Sorry, yes, you did.

Start with this term: 0.001A=((16.4vdc*18Ω)-0.6vdc)/R2
1) how did yyou derive this term?
2) 16.4V*18Ohm is nonsense, not a current.

When you dimension this circuit you start by defining the current where the transistor starts to take over his share of the output current.
Let's assume the regulator IC is specified for 1A (and sufficiently well cooled by a heatsink to dissipate the resulting power). A somewhat arbitrary point where the transistor could start taking over could be 1/2*Imax=0.5A. Assuming a Vbe of 0.6V for the transistor this leads to R1=0.6V/0.5A= 1.2Ω. Tweaking this value allows you to control the takeover current and to adjust for variations in Vbe of the transistor. Since my choice of 0.5A is far away from the limit of the regulator IC, we are safe here even if all tolerances work out to a higher takeover-current.

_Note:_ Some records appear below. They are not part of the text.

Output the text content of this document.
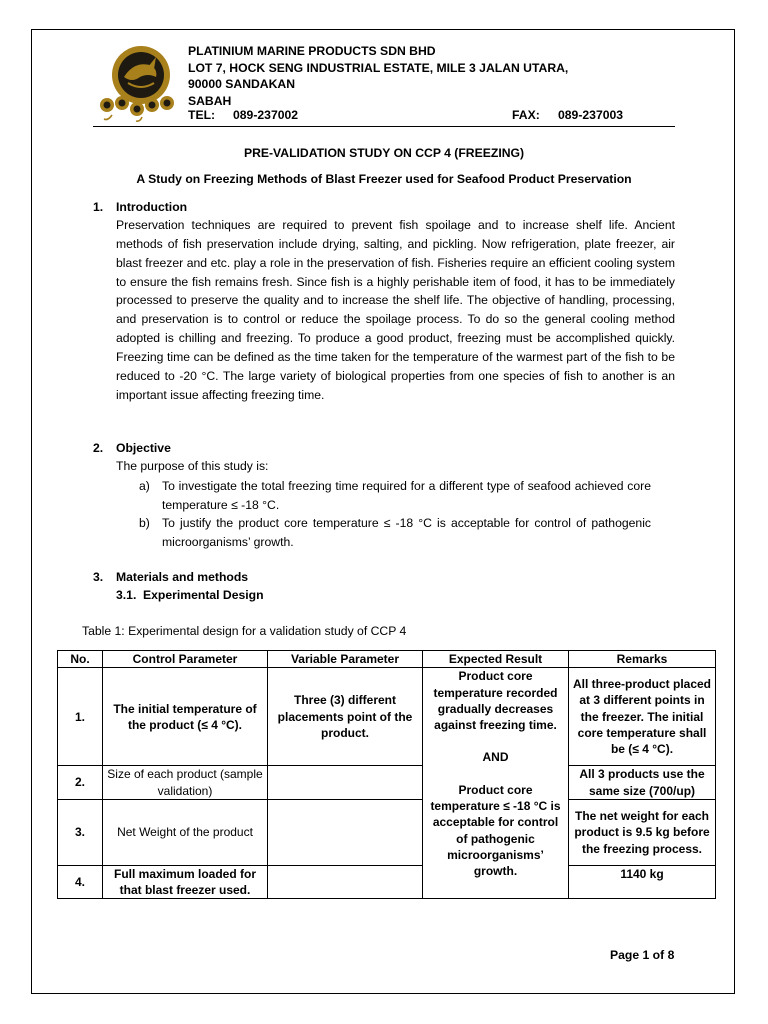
PLATINIUM MARINE PRODUCTS SDN BHD
LOT 7, HOCK SENG INDUSTRIAL ESTATE, MILE 3 JALAN UTARA,
90000 SANDAKAN
SABAH
TEL: 089-237002	FAX: 089-237003
PRE-VALIDATION STUDY ON CCP 4 (FREEZING)
A Study on Freezing Methods of Blast Freezer used for Seafood Product Preservation
1. Introduction

Preservation techniques are required to prevent fish spoilage and to increase shelf life. Ancient methods of fish preservation include drying, salting, and pickling. Now refrigeration, plate freezer, air blast freezer and etc. play a role in the preservation of fish. Fisheries require an efficient cooling system to ensure the fish remains fresh. Since fish is a highly perishable item of food, it has to be immediately processed to preserve the quality and to increase the shelf life. The objective of handling, processing, and preservation is to control or reduce the spoilage process. To do so the general cooling method adopted is chilling and freezing. To produce a good product, freezing must be accomplished quickly. Freezing time can be defined as the time taken for the temperature of the warmest part of the fish to be reduced to -20 °C. The large variety of biological properties from one species of fish to another is an important issue affecting freezing time.

2. Objective
The purpose of this study is:
a) To investigate the total freezing time required for a different type of seafood achieved core temperature ≤ -18 °C.
b) To justify the product core temperature ≤ -18 °C is acceptable for control of pathogenic microorganisms’ growth.
3. Materials and methods
3.1. Experimental Design
Table 1: Experimental design for a validation study of CCP 4
No.	Control Parameter	Variable Parameter	Expected Result	Remarks
1.	The initial temperature of the product (≤ 4 °C).	Three (3) different placements point of the product.	Product core temperature recorded gradually decreases against freezing time.
AND
Product core temperature ≤ -18 °C is acceptable for control of pathogenic microorganisms’ growth.	All three-product placed at 3 different points in the freezer. The initial core temperature shall be (≤ 4 °C).
2.	Size of each product (sample validation)			All 3 products use the same size (700/up)
3.	Net Weight of the product			The net weight for each product is 9.5 kg before the freezing process.
4.	Full maximum loaded for that blast freezer used.			1140 kg
Page 1 of 8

Let us now assume the circuit shall be designed for e.g. 5A output current and we want the regulator IC to contribute 0.8A at 5A output current (leaving 0.2A margin for tolerances). This means the transistor needs to contribute 4.2A in this situation. Let us further assume the transistor's gain is 50 - not unreasonable for a power transistor. A collector current of 4.2A requires a base current of 4.2A/50=84mA.
We want the currrent through the regulator IC to be 0.8A (see above). This current flowing through R1=1.2Ω develops a voltage drop of 0.96V.
The base current to Q1 is set by R2 and the voltage drop across R2. The voltage drop is Vr2=0.96V-0.6V=0.36V. The base current is 84mA (see above). From this I get R2=0.36V/0.084A=4.3Ω.

You can use e.g. a Darlington transistor to increase gain and use a higher value for R2.

 

[chopnhack]

Sorry, yes, you did.

Start with this term: 0.001A=((16.4vdc*18Ω)-0.6vdc)/R2
1) how did you derive this term?

I was using the equation you posted:
<<Harald Kapp said: ↑
The base current in this setup is approx. ib=(V(R1)-0.6V)/R2 (note that R2=16.4k may be too high resulting in too littel base current).>>

I wasn't quite sure what you were getting at with the equation. I substituted the values for V and R1 and Ib to solve for R2. At least that is what I thought the equation was for until I ended up with that large value!

When you dimension this circuit you start by defining the current where the transistor starts to take over his share of the output current.
Let's assume the regulator IC is specified for 1A (and sufficiently well cooled by a heatsink to dissipate the resulting power). A somewhat arbitrary point where the transistor could start taking over could be 1/2*Imax=0.5A. Assuming a Vbe of 0.6V for the transistor this leads to R1=0.6V/0.5A= 1.2Ω. Tweaking this value allows you to control the takeover current and to adjust for variations in Vbe of the transistor. Since my choice of 0.5A is far away from the limit of the regulator IC, we are safe here even if all tolerances work out to a higher takeover-current.

Let us now assume the circuit shall be designed for e.g. 5A output current and we want the regulator IC to contribute 0.8A at 5A output current (leaving 0.2A margin for tolerances). This means the transistor needs to contribute 4.2A in this situation. Let us further assume the transistor's gain is 50 - not unreasonable for a power transistor. A collector current of 4.2A requires a base current of 4.2A/50=84mA.
We want the currrent through the regulator IC to be 0.8A (see above). This current flowing through R1=1.2Ω develops a voltage drop of 0.96V.
The base current to Q1 is set by R2 and the voltage drop across R2. The voltage drop is Vr2=0.96V-0.6V=0.36V. The base current is 84mA (see above). From this I get R2=0.36V/0.084A=4.3Ω.

You can use e.g. a Darlington transistor to increase gain and use a higher value for R2.

I understand the relationship better. I don't feel confident enough to set up any equations to define them, but its a bit clearer. Thank you!